完善一个叫Scalica的项目,实现要求的新功能,最终需要部署到Google Cloud Engine上。
Goal
The final result we want to achieve is to extend the function of Scalica so
that it can automatically match two users for a dinner date.
In general the project could be divided into three subsections:
- Requesting and storing user input
- Analyzing user input and generating a matching rank
- Presenting matching information to user
Firstly, we will want to augment the functionality in Scalica. We would like
to ask the users some questions. There are 20 rating questions such as “Do you
like spicy food?” “Do you like French food?” each question with a scale from 1
to 5 (1: dislike – 5: Like a lot). The service randomly chooses 3 questions,
and ask the user to indicate their preference. These data will be stored in a
table with userID as the primary key, and each column representing a question
storing the rating value. All these data are considered to be private data. So
we will also have to restrict the viewing or changing of them to unauthorized
users. For example, some pervert who is trying to setup a date for himself and
another person he fancies will not be able to do that.
A is responsible for this part (augmenting Scalica (and its data models) to
store additional info), and he would like to use either Java or Python and
Django for this part. More on database design: to make the database scalable,
we will use horizontal partitioning to partition the user info data. Even
though we only get one physical node for database, we will create some logical
shards so that it will be easy when the amount of data grow and we need to
redistribute them across different physical nodes. Each time a new entry is
created, its ID will contain an identifier marking the logical shard which
it’s in.
Secondly, we will want to use these data to match these people. We will be
using the latent factor model to achieve this. Normally, the latent factor
model will have a data table that store each user and their preference level
to multiple labels. In our ca se, this matrix A will be a matrix of users vs.
all the different labels created by users. These labels are the favourite
books, users’ jobs, their favourite movies and etc. In the actual matrix, each
value of the matrix element is the rating we got from first step corresponding
to (user, label). Since it is unrealistic for users to rate their preference
level for each of the label in the matrix, there will be many blanks in the
matrix. We will then compute the latent factor for each user to the other
labels to substitute these blanks. To compute the latent factors. We would
need to create two matrix out of the original matrix A. One would be the
matrix that represents users vs. flavors. The other one would be flavors vs.
labels. By doing a gradient descent on the product of these two matrices, we
would be able to get the latent factor matrix. We could then use the latent
factor matrix to get labels that were not rated by the user but now it is. For
the completed matrix, each row would be the interpreted preference array for
the user against the labels. We then find out for each user, whose preference
array is most alike.
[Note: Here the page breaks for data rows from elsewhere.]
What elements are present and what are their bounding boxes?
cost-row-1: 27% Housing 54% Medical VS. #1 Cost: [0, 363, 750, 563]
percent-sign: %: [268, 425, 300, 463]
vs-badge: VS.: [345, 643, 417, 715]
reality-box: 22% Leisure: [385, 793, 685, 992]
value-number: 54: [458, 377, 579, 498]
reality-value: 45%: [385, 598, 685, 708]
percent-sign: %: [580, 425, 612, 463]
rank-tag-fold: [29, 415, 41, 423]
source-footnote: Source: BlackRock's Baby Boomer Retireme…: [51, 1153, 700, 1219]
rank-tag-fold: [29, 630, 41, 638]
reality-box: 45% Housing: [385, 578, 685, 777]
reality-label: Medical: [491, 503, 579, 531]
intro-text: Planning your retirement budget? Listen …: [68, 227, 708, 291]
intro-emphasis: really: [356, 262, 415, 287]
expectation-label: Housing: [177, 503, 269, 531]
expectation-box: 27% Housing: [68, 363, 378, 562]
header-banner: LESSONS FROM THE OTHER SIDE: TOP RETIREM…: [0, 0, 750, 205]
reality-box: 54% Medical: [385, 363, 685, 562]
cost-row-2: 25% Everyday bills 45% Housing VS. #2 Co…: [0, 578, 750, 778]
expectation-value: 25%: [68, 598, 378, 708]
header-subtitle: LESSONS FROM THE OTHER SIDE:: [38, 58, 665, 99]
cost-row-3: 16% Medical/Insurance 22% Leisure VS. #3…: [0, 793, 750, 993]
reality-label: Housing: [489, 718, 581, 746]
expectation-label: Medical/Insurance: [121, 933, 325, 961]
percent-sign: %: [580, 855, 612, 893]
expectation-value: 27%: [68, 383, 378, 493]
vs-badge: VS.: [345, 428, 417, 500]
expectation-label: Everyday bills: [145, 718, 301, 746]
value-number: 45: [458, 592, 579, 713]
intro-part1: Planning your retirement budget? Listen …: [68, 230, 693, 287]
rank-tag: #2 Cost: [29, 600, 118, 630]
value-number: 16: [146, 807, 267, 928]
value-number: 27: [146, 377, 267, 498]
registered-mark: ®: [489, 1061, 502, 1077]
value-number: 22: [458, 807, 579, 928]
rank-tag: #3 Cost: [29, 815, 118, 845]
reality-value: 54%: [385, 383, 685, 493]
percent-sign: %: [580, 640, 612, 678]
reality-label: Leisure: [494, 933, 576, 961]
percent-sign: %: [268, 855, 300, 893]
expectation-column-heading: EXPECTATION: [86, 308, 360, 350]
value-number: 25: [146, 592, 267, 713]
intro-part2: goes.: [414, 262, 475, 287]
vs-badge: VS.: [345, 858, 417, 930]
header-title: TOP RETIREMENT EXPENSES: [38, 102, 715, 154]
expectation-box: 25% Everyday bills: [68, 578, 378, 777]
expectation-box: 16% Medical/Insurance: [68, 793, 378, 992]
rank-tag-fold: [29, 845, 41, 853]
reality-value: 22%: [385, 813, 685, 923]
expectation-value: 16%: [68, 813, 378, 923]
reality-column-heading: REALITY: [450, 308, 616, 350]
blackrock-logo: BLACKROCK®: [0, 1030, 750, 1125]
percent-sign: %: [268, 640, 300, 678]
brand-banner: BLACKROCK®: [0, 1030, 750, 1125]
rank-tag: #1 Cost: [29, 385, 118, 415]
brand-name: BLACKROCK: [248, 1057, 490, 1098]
We would do this by computing the dot product of the
difference array between two users by itself. The users with lowest three such
values will be recommended to each other. Depending on the number of users we
have and the frequency they choose to update their preference information, we
will need to update the preference matrix in different windows of time. B will
be responsible for the second part. For the language used here. He is
considering either Python or C++. Former for the reason that it is easy to do
matrix arithmetic with Python. The later been that it might be faster to use
C++. All the above service will be run on a cloud server from Google’s Cloud
Engine. We will be using Redis to store the list of suggestions for it is
better supported than memcached.
Thirdly, we will have two different database, one is for the user information
and the other is for the result of survey. Both of them will be horizontal
partitioned and logical sharded for the expansion in the future. The host of
matching algorithm will analyze the data from the survey database. At the end
of every finished calculation, it will update all changes to the suggestion
list in Redis. The algorithm will run every time when there is a change in
survey database. C is responsible to construct survey database.
Optional: We will need to be presenting these informations to the users. We
will need to guarantee that both user’s personal information is not leaked in
anyway to the other prior to their meeting. First, we will present the
suggested restaurant, the price range, and the dining time to both users in
the match. If both users agree to meet, the system will provide them more
detailed and personal information, such as interests, favorite food and etc.
If one of the user in the match decides to not meet, the system will hide all
the information presented before from both users and suggest a new match to
both users according to the next higher rank in the system. The third part
require techniques in visualizing the data. After achieving basic function
mentioned above, another main focus is beautifying the user interface and the
data visualization. C is responsible for this part, and he would like to use
python and Django for this part. The packages I might use are Bokeh for
visualization with Python.